La Cour de justice de l’Union européenne (CJUE) a annulé une décision de la Commission européenne qui refusait au New York Times l’accès aux messages texte échangés entre la présidente de la Commission, Ursula von der Leyen, et le PDG de Pfizer, Albert Bourla, estimant que l’exécutif européen n’avait pas fourni d’explication crédible pour ne pas posséder les enregistrements.
Dans un arrêt publié mardi, la Cour suprême de l’UE a estimé que la Commission « n’avait pas fourni d’explication plausible pour justifier la non-possession des documents demandés », en référence aux échanges de SMS présumés liés à l’achat de vaccins contre la COVID-19. Ce jugement marque une avancée significative dans un long litige en matière de transparence, qui a débuté en 2021.
L’affaire porte sur une série de messages qui auraient été échangés au plus fort de la pandémie, début 2021, alors que l’UE cherchait à obtenir un contrat de vaccins à grande échelle avec le laboratoire pharmaceutique. Le New York Times a d’abord découvert l’existence de ces messages lors d’entretiens avec Bourla et a ensuite soumis une demande officielle d’accès aux textes en vertu des règles de transparence de l’UE.
La Commission a soutenu qu’elle n’était pas en mesure de fournir les textes car elle ne les détenait pas. Cependant, la CJUE a rejeté cette position, affirmant que la Commission ne pouvait « simplement prétendre » ne pas détenir les documents en question. La Cour a souligné que les institutions de l’UE sont tenues de fournir des « explications crédibles et vérifiables » quant à la non disponibilité des documents demandés, notamment dans les affaires impliquant des communications officielles au plus haut niveau.
Dans son arrêt, la Cour a estimé que le New York Times avait présenté des « preuves pertinentes et concordantes » indiquant l’existence de tels SMS entre von der Leyen et Bourla. L’explication de la Commission selon laquelle elle n’a pas pu localiser les messages a été jugée insuffisante et manquant de transparence. L’arrêt souligne le principe selon lequel les institutions de l’UE doivent être en mesure de démontrer la manière dont les documents sont traités et, le cas échéant, d’expliquer les conditions dans lesquelles ils ont pu être supprimés, que ce soit automatiquement ou délibérément.
La CJUE a également constaté que la Commission n’avait pas précisé si des mesures avaient été prises pour préserver ou récupérer les textes. Cette omission, selon la Cour, est contraire aux obligations légales imposées par le droit de l’UE en matière de transparence, qui s’applique à toutes les formes de communication concernant des questions officielles, quel que soit le support utilisé.
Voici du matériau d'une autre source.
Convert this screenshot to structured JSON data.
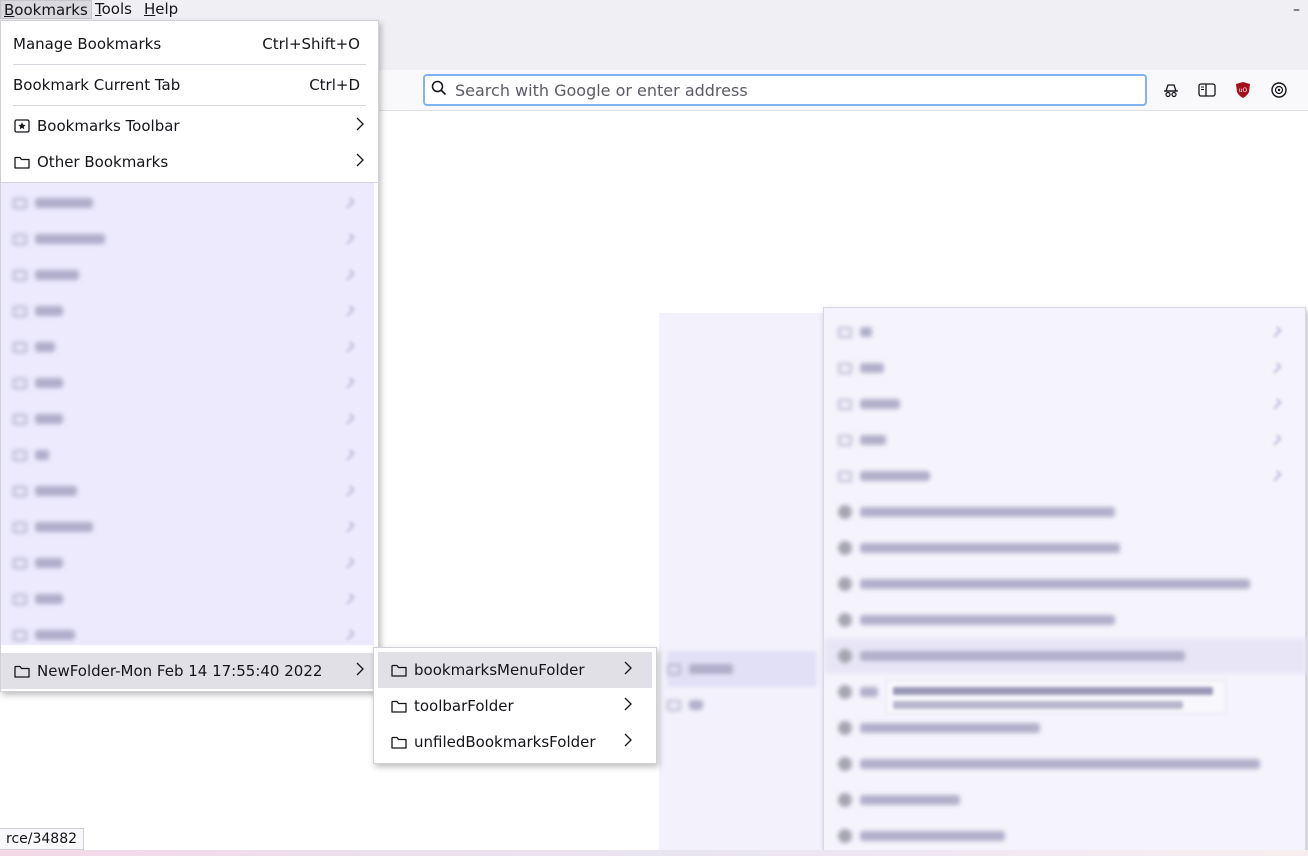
{
  "menubar": {
    "items": [
      {
        "label": "Bookmarks",
        "active": true
      },
      {
        "label": "Tools",
        "active": false
      },
      {
        "label": "Help",
        "active": false
      }
    ],
    "minimize_glyph": "–"
  },
  "urlbar": {
    "placeholder": "Search with Google or enter address",
    "icon": "search-icon"
  },
  "toolbar_icons": [
    "incognito-icon",
    "sidebar-icon",
    "ublock-shield-icon",
    "extensions-icon"
  ],
  "colors": {
    "accent_focus": "#80b4f0",
    "ublock_red": "#a4101c",
    "blurred_highlight": "#eceafc"
  },
  "bookmarks_menu": {
    "manage": {
      "label": "Manage Bookmarks",
      "shortcut": "Ctrl+Shift+O"
    },
    "current_tab": {
      "label": "Bookmark Current Tab",
      "shortcut": "Ctrl+D"
    },
    "toolbar": {
      "label": "Bookmarks Toolbar"
    },
    "other": {
      "label": "Other Bookmarks"
    },
    "new_folder": {
      "label": "NewFolder-Mon Feb 14 17:55:40 2022"
    }
  },
  "submenu_1": {
    "items": [
      {
        "label": "bookmarksMenuFolder"
      },
      {
        "label": "toolbarFolder"
      },
      {
        "label": "unfiledBookmarksFolder"
      }
    ]
  },
  "status_bar": {
    "text": "rce/34882"
  }
}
La contestation judiciaire a été officiellement lancée en janvier 2023 après de multiples tentatives infructueuses du New York Times pour obtenir l’accès aux messages par le biais de procédures administratives. Le refus de la Commission a été contesté au motif que les informations concernaient la négociation de contrats de vaccins ayant des implications financières et de santé publique importantes pour l’Union européenne.
« Ces contrats étaient totalement inédits dans un contexte totalement inédit », a déclaré un responsable de l’UE avant l’arrêt, faisant référence aux conditions exceptionnelles dans lesquelles les contrats de vaccins ont été conclus au début de la pandémie. Toutefois, l’arrêt de la Cour suggère que le caractère exceptionnel des circonstances ne dispense pas la Commission de se conformer à ses obligations de transparence et de responsabilité.
Cet arrêt pourrait avoir des implications sur la manière dont les institutions européennes gèrent la correspondance numérique, notamment les échanges de haut niveau effectués via des plateformes informelles telles que les SMS ou les applications de messagerie instantanée. Si la Commission a précédemment soutenu que tous ces messages ne constituent pas des « documents » au sens des règles européennes d’accès à l’information, la Cour a réaffirmé que tout contenu relatif aux politiques ou aux décisions de l’institution peut relever de l’accès public.
La Commission européenne dispose désormais de deux mois pour décider si elle fera appel de l’arrêt devant la Grande Chambre de la Cour de justice. Un porte-parole de la Commission a déclaré que l’institution étudiait la décision et qu’elle y répondrait en temps utile.
Cette décision intervient dans un contexte d’examen plus large de la manière dont les institutions européennes gèrent la transparence et la tenue des dossiers dans un environnement de communication de plus en plus numérique. Les organisations de la société civile craignent depuis longtemps que le recours à des canaux informels par de hauts fonctionnaires ne compromette l’intégrité de l’accès du public au processus décisionnel de l’UE.
L’arrêt de la CJUE crée un précédent susceptible d’influencer les futures affaires d’accès à l’information, notamment celles impliquant des hauts fonctionnaires et des communications numériques. Il signale également que les organes de l’UE pourraient être confrontés à des attentes juridiques accrues pour justifier l’absence de documents susceptibles d’exister et relatifs à des questions d’intérêt public majeur.